The trial will conclude with a final court decision on the case. If there is sufficient evidence that the offender has committed the crime the court will convict him/her and impose a penalty. Otherwise the defendant will be acquitted and released. You will be informed of the court’s decision and you will receive a copy of it.
As a victim, if you are not satisfied with the court’s decision you can appeal against it. You have to submit your appeal in writing. The deadline for the submission of the appeal is 10 days following the date on which you have received the copy of the decision or 20 days if the court has extended the deadline. You should formally address your appeal to the court superior to the one that issued the decision but submit it to the court whose decision you are appealing against. A full list of courts is available online at the Latvian Judicial Portal.
You will be informed about the time and place of the court hearing. You can attend the hearing and you can benefit from the same rights that are available to you during the trial.
If you are not satisfied with the decision on your appeal and you believe the court has not observed the relevant legal provisions you have the opportunity to appeal before the Senate of the Supreme Court. The deadline for appeal is ten days after you have been informed about the decision. You can ask the court to extend the deadline up to 20 days.
The Senate of the Supreme Court may decide to examine the case in a so-called “written procedure” without holding a hearing. In this case you can present your arguments only in writing.
You can also object to the written procedure and request the holding of a hearing. If the court agrees to hold a public hearing you will receive information about its time and place. You can attend the hearing and present your arguments orally to the court.

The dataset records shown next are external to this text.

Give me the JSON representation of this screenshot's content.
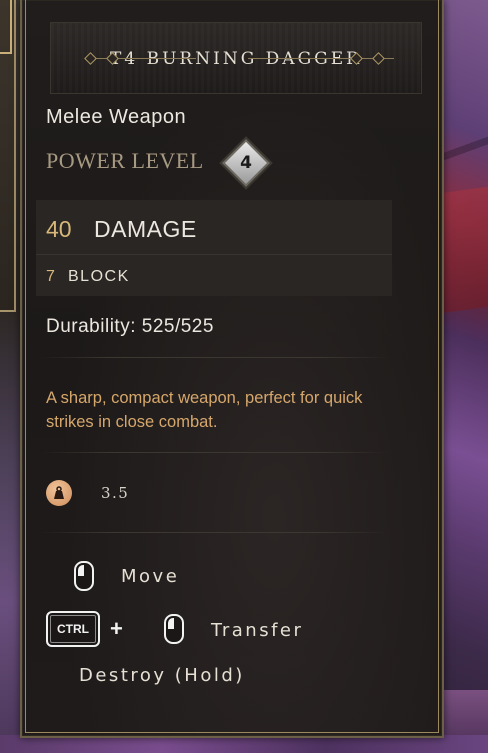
{
  "item": {
    "title": "T4 BURNING DAGGER",
    "type": "Melee Weapon",
    "power_level_label": "POWER LEVEL",
    "power_level_value": "4"
  },
  "stats": {
    "damage_value": "40",
    "damage_label": "DAMAGE",
    "block_value": "7",
    "block_label": "BLOCK",
    "durability": "Durability: 525/525"
  },
  "description": "A sharp, compact weapon, perfect for quick strikes in close combat.",
  "weight": {
    "icon": "weight-icon",
    "value": "3.5"
  },
  "actions": {
    "move_label": "Move",
    "ctrl_key": "CTRL",
    "plus": "+",
    "transfer_label": "Transfer",
    "destroy_label": "Destroy (Hold)"
  },
  "colors": {
    "accent_gold": "#d8b77a",
    "description": "#d6a76b",
    "text": "#ece8e0",
    "muted": "#a79a82"
  }
}
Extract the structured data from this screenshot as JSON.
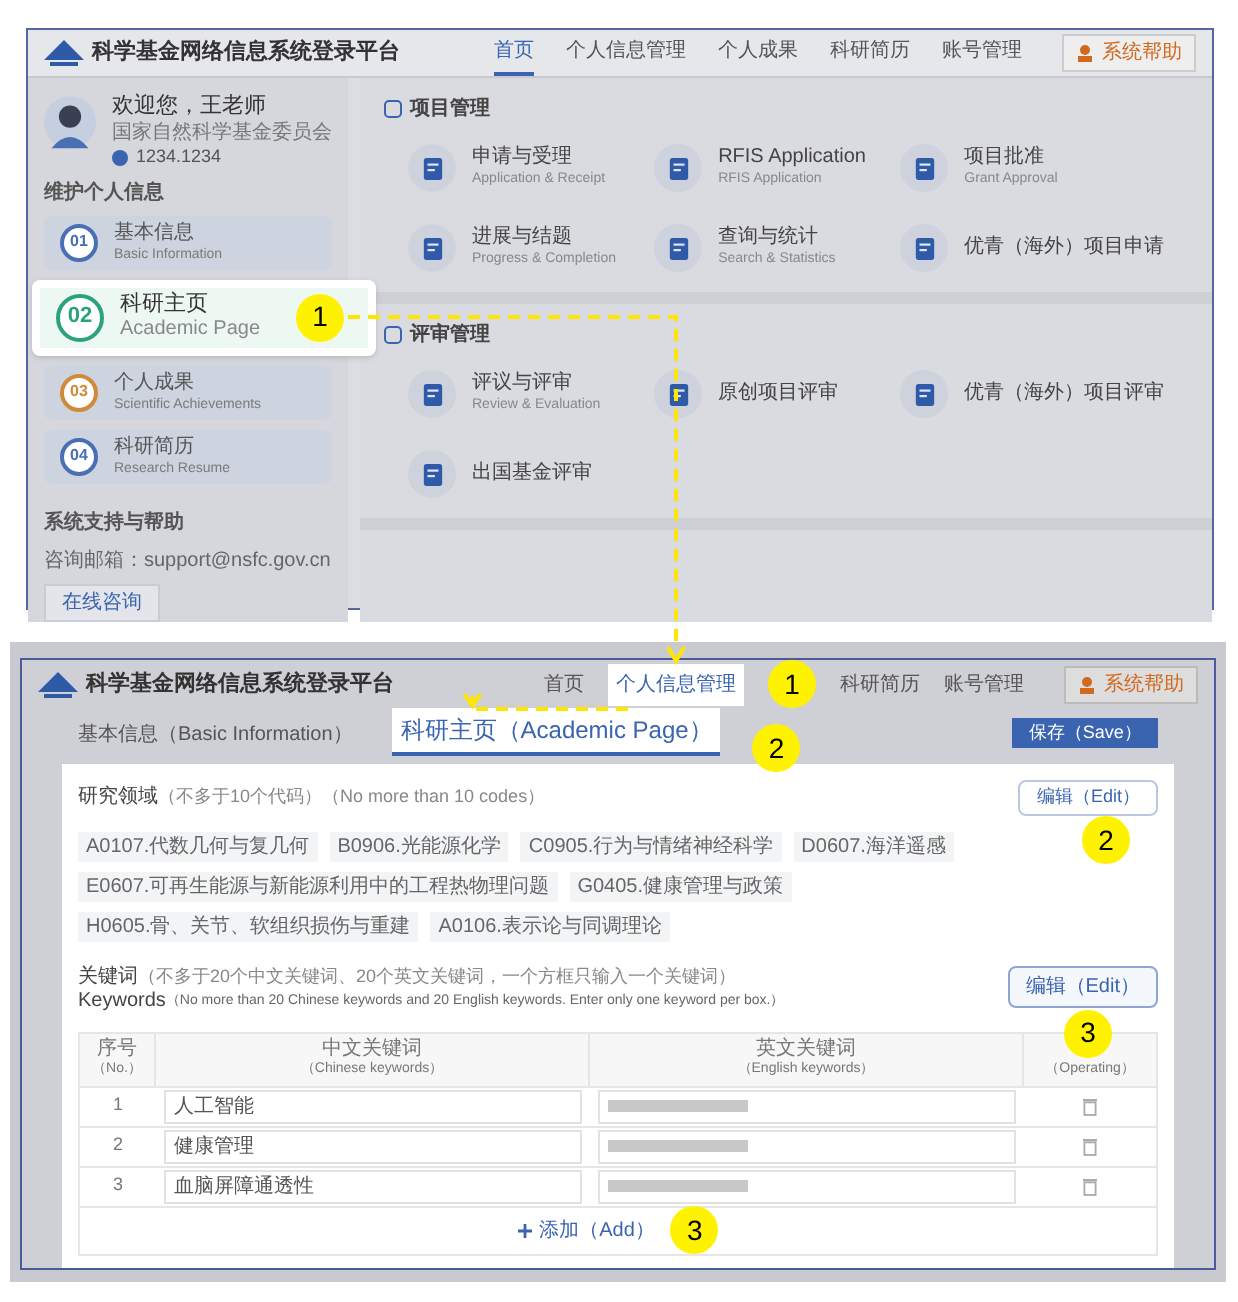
{
  "overview_screen": {
    "title": "科学基金网络信息系统登录平台",
    "nav": [
      {
        "label": "首页",
        "selected": true
      },
      {
        "label": "个人信息管理",
        "selected": false
      },
      {
        "label": "个人成果",
        "selected": false
      },
      {
        "label": "科研简历",
        "selected": false
      },
      {
        "label": "账号管理",
        "selected": false
      }
    ],
    "nav_button": "系统帮助",
    "profile": {
      "greeting": "欢迎您，王老师",
      "org": "国家自然科学基金委员会",
      "phone": "1234.1234"
    },
    "sidebar_heading": "维护个人信息",
    "sidebar_items": [
      {
        "number": "01",
        "title": "基本信息",
        "subtitle": "Basic Information",
        "color": "#4a6fb5",
        "selected": false
      },
      {
        "number": "02",
        "title": "科研主页",
        "subtitle": "Academic Page",
        "color": "#2aa37a",
        "selected": true
      },
      {
        "number": "03",
        "title": "个人成果",
        "subtitle": "Scientific Achievements",
        "color": "#d08a3a",
        "selected": false
      },
      {
        "number": "04",
        "title": "科研简历",
        "subtitle": "Research Resume",
        "color": "#4a6fb5",
        "selected": false
      }
    ],
    "support": {
      "heading": "系统支持与帮助",
      "email": "咨询邮箱：support@nsfc.gov.cn",
      "button": "在线咨询"
    },
    "sections": [
      {
        "title": "项目管理",
        "items": [
          {
            "title": "申请与受理",
            "subtitle": "Application & Receipt"
          },
          {
            "title": "RFIS Application",
            "subtitle": "RFIS Application"
          },
          {
            "title": "项目批准",
            "subtitle": "Grant Approval"
          },
          {
            "title": "进展与结题",
            "subtitle": "Progress & Completion"
          },
          {
            "title": "查询与统计",
            "subtitle": "Search & Statistics"
          },
          {
            "title": "优青（海外）项目申请"
          }
        ]
      },
      {
        "title": "评审管理",
        "items": [
          {
            "title": "评议与评审",
            "subtitle": "Review & Evaluation"
          },
          {
            "title": "原创项目评审"
          },
          {
            "title": "优青（海外）项目评审"
          },
          {
            "title": "出国基金评审"
          }
        ]
      }
    ]
  },
  "detail_screen": {
    "title": "科学基金网络信息系统登录平台",
    "nav": [
      {
        "label": "首页",
        "selected": false
      },
      {
        "label": "个人信息管理",
        "selected": true
      },
      {
        "label": "科研简历",
        "selected": false
      },
      {
        "label": "账号管理",
        "selected": false
      }
    ],
    "nav_button": "系统帮助",
    "tabs": [
      {
        "label": "基本信息（Basic Information）",
        "selected": false
      },
      {
        "label": "科研主页（Academic Page）",
        "selected": true
      }
    ],
    "save_button": "保存（Save）",
    "research_fields": {
      "heading": "研究领域",
      "note": "（不多于10个代码）（No more than 10 codes）",
      "edit_button": "编辑（Edit）",
      "tags": [
        "A0107.代数几何与复几何",
        "B0906.光能源化学",
        "C0905.行为与情绪神经科学",
        "D0607.海洋遥感",
        "E0607.可再生能源与新能源利用中的工程热物理问题",
        "G0405.健康管理与政策",
        "H0605.骨、关节、软组织损伤与重建",
        "A0106.表示论与同调理论"
      ]
    },
    "keywords": {
      "heading": "关键词",
      "note": "（不多于20个中文关键词、20个英文关键词，一个方框只输入一个关键词）",
      "heading_en": "Keywords",
      "note_en": "（No more than 20 Chinese keywords and 20 English keywords. Enter only one keyword per box.）",
      "edit_button": "编辑（Edit）",
      "columns": [
        {
          "title": "序号",
          "subtitle": "（No.）"
        },
        {
          "title": "中文关键词",
          "subtitle": "（Chinese keywords）"
        },
        {
          "title": "英文关键词",
          "subtitle": "（English keywords）"
        },
        {
          "subtitle": "（Operating）"
        }
      ],
      "rows": [
        {
          "no": "1",
          "chinese": "人工智能"
        },
        {
          "no": "2",
          "chinese": "健康管理"
        },
        {
          "no": "3",
          "chinese": "血脑屏障通透性"
        }
      ],
      "add_button": "添加（Add）"
    }
  },
  "callouts": [
    "1",
    "1",
    "2",
    "2",
    "3",
    "3"
  ]
}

The court’s decision will enter into force after all opportunities for appeal are exhausted. You can request and receive a copy of the final court’s decision. If the offender has been ordered to pay you compensation for damages the court will provide you with a document called “writ of execution”, which you can use if the defendant refuses to pay compensation.
The law does not provide you with the opportunity to receive information about the release of the offender or to make a statement when early release is being discussed but you can continue to benefit from protection measures if you are still in danger.